There's been a lot of recession talk. How spot-on is it?

"Prepare for a long and painful downturn."

"Boost your savings now while you can."

These are some of the warnings financial experts have been sounding for months on end as recession fears take hold. It's reached the point where you almost can't even use the internet with the word "recession" smacking you in the face.

Making matters worse is the unsettling nature of that line of messaging. Nobody wants to hear that the economy is about to fall into a downward spiral. And nobody wants to have to lie awake at night worrying about falling victim to layoffs.

But are all of these recent recession warnings largely exaggerated? Or do Americans really have a reason to be worried?

A mismatch of facts

The Federal Reserve has been implementing aggressive interest rate hikes in an effort to slow the pace of inflation. In doing so, it's making it more expensive for consumers to borrow money in the form of credit cards, personal loans, and home equity loans or lines of credit.

The reason so many experts are convinced we're due for a recession is that the Fed's actions could easily cause a pullback in consumer spending. And that could lead to a period of broad economic decline.
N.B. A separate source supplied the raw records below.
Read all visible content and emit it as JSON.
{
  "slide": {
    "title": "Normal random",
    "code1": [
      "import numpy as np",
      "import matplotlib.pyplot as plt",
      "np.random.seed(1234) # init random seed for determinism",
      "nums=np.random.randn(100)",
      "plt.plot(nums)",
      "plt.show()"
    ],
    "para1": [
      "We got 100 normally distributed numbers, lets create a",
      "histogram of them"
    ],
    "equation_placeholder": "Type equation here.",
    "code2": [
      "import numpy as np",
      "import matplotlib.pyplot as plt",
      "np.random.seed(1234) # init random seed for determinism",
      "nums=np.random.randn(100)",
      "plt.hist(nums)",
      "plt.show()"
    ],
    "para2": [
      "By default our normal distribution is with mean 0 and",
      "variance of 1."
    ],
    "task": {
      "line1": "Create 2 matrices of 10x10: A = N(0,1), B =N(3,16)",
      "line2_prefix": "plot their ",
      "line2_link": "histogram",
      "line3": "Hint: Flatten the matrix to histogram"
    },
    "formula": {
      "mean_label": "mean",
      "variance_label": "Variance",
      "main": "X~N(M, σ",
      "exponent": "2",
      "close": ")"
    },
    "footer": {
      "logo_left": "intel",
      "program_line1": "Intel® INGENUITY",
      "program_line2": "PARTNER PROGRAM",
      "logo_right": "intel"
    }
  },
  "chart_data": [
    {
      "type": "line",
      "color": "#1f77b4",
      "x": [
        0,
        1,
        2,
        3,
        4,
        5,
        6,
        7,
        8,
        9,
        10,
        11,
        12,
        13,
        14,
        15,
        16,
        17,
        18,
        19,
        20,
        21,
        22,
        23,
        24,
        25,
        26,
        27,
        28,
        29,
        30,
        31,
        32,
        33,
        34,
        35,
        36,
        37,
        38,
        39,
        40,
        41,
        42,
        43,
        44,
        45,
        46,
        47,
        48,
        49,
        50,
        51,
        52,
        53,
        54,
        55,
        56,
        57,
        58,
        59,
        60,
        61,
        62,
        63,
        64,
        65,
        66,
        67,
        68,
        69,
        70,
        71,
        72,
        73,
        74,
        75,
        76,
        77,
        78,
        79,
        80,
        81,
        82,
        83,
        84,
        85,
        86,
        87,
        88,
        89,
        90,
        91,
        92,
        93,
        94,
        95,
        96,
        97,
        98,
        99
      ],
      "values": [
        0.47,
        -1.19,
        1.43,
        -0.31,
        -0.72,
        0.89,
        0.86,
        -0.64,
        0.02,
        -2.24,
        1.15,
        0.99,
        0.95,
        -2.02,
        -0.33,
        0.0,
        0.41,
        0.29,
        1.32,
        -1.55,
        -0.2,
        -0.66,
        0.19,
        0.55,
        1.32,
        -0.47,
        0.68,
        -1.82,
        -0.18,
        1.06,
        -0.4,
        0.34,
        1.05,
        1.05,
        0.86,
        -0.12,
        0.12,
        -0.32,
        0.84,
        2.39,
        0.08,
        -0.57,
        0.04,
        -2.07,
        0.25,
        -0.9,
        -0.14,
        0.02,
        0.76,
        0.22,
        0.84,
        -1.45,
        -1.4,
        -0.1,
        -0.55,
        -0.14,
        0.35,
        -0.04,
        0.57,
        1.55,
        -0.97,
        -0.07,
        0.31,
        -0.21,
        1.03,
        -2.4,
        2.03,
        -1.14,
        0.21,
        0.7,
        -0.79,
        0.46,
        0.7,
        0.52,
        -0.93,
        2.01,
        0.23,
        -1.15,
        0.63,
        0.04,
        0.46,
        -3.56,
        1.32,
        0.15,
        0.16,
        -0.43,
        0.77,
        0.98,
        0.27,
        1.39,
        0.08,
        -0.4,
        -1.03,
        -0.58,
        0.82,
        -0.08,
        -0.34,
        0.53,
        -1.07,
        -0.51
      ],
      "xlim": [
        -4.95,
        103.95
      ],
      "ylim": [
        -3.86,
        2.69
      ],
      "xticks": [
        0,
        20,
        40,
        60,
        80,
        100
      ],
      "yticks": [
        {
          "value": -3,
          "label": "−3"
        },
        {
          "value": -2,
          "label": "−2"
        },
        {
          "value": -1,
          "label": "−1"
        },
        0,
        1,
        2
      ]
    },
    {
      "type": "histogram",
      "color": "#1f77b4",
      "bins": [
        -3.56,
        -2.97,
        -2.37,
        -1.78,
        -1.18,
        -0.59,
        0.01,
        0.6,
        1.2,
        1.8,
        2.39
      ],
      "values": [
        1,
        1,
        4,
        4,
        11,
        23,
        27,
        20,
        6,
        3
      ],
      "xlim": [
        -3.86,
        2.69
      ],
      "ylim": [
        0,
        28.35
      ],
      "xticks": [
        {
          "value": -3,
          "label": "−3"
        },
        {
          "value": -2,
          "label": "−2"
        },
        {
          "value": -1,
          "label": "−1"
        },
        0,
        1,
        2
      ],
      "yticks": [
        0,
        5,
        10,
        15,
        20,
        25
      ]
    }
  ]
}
But what makes those warnings harder to swallow -- and perhaps less believable -- is that the U.S. labor market is in a very strong place. In October, the national jobless rate was 3.7%, which is comparable to where unemployment sat prior to the pandemic. And a total of 261,000 nonfarm payroll jobs were added to the economy last month. That's hardly indicative that a downturn is right around the corner.

Be prepared but optimistic

At this point, it wouldn't be accurate to say that we're definitely in for a recession in 2023. But we can't discount that possibility, either. We don't know how extreme an effect the Fed's interest rate policies will have on the economy, and at this point, all we can really do is take a wait-and-see approach.

But given the potential for the economy to sour, it's a good idea to take steps to gear up for a recession. At the very least, that means making sure to have adequate funds on hand for a period of unemployment -- ideally, enough in savings to cover a minimum of three months of bills.

Shedding high-interest debt is another smart move for consumers right now. Not having additional financial obligations to contend with could make a period of joblessness easier to manage.

Those worried about job loss in the event of a recession might also want to line up a second income stream now, while the economy is still strong. There's plenty of opportunity to pick up gig work, and that could serve as a backup income source in the event of a layoff in 2023.

All told, it's hard to say whether recent recession warnings are spot-on or a big exaggeration. Preparing for conditions to worsen is really the best bet either way.